Genti e mercanti da ogni dove vi accorrevano per contrattare bestiame e beni di ogni tipo, e così anche Sesto non poteva assolutamente mancare. Come sua abitudine però, in questi casi era solito preferire al cavallo
la motocicletta.
Ancora lo ricordano poiché sollevava nuvole di polvere bianca sfrecciando a bordo della sua motocicletta Guzzi 500, una delle pochissime in circolazione a quei tempi.
Il rombo della moto e la vista dell'immancabile cappello, facevano sì che tutti lo riconoscessero da lontano e si fermassero per salutare il suo passaggio, mentre lui avanzando
ricambiava il saluto sollevando le ultime due dita della mano destra.
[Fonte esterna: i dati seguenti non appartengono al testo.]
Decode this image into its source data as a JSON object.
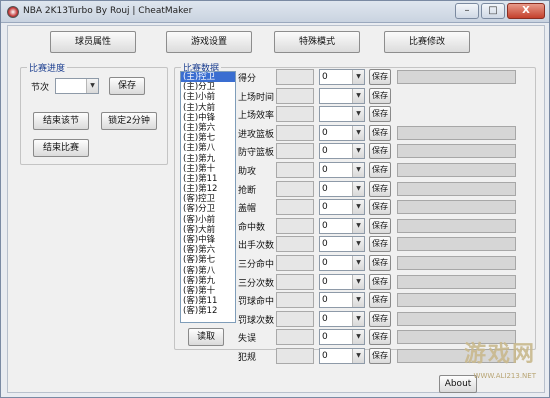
{
  "window": {
    "title": "NBA 2K13Turbo By Rouj | CheatMaker",
    "minimize": "–",
    "maximize": "□",
    "close": "X"
  },
  "tabs": [
    "球员属性",
    "游戏设置",
    "特殊模式",
    "比赛修改"
  ],
  "progress_group": {
    "title": "比赛进度",
    "quarter_label": "节次",
    "quarter_value": "",
    "save_label": "保存",
    "end_quarter": "结束该节",
    "lock_2min": "锁定2分钟",
    "end_game": "结束比赛"
  },
  "stats_group": {
    "title": "比赛数据",
    "players": [
      "(主)控卫",
      "(主)分卫",
      "(主)小前",
      "(主)大前",
      "(主)中锋",
      "(主)第六",
      "(主)第七",
      "(主)第八",
      "(主)第九",
      "(主)第十",
      "(主)第11",
      "(主)第12",
      "(客)控卫",
      "(客)分卫",
      "(客)小前",
      "(客)大前",
      "(客)中锋",
      "(客)第六",
      "(客)第七",
      "(客)第八",
      "(客)第九",
      "(客)第十",
      "(客)第11",
      "(客)第12"
    ],
    "read_label": "读取",
    "rows": [
      {
        "label": "得分",
        "value": "0",
        "save": "保存",
        "has_bar": true
      },
      {
        "label": "上场时间",
        "value": "",
        "save": "保存",
        "has_bar": false
      },
      {
        "label": "上场效率",
        "value": "",
        "save": "保存",
        "has_bar": false
      },
      {
        "label": "进攻篮板",
        "value": "0",
        "save": "保存",
        "has_bar": true
      },
      {
        "label": "防守篮板",
        "value": "0",
        "save": "保存",
        "has_bar": true
      },
      {
        "label": "助攻",
        "value": "0",
        "save": "保存",
        "has_bar": true
      },
      {
        "label": "抢断",
        "value": "0",
        "save": "保存",
        "has_bar": true
      },
      {
        "label": "盖帽",
        "value": "0",
        "save": "保存",
        "has_bar": true
      },
      {
        "label": "命中数",
        "value": "0",
        "save": "保存",
        "has_bar": true
      },
      {
        "label": "出手次数",
        "value": "0",
        "save": "保存",
        "has_bar": true
      },
      {
        "label": "三分命中",
        "value": "0",
        "save": "保存",
        "has_bar": true
      },
      {
        "label": "三分次数",
        "value": "0",
        "save": "保存",
        "has_bar": true
      },
      {
        "label": "罚球命中",
        "value": "0",
        "save": "保存",
        "has_bar": true
      },
      {
        "label": "罚球次数",
        "value": "0",
        "save": "保存",
        "has_bar": true
      },
      {
        "label": "失误",
        "value": "0",
        "save": "保存",
        "has_bar": true
      },
      {
        "label": "犯规",
        "value": "0",
        "save": "保存",
        "has_bar": true
      }
    ]
  },
  "about_label": "About",
  "watermark": {
    "text": "游戏网",
    "url": "WWW.ALI213.NET"
  }
}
Tra queste passioni non poteva di certo mancare però la più grande, ovvero quella per la cura dei suoi lunghi filari di viti.
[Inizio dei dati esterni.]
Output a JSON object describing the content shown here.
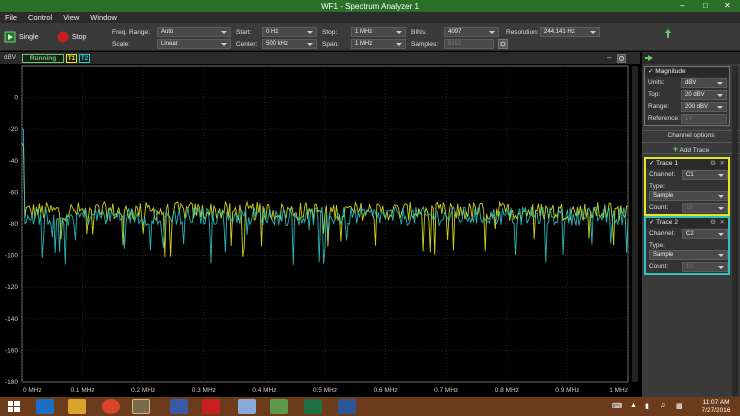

Proprio per raggiungere più velocemente il vigneto posto immediatamente sotto le mura castellane, egli costruì una minuscola scaletta in ferro che uscendo da una
porticina del palazzo Savelli, letteralmente a picco sul punto più alto delle mura, si accostava ad esse e raggiungeva quasi verticalmente la sottostante strada Bellaluce.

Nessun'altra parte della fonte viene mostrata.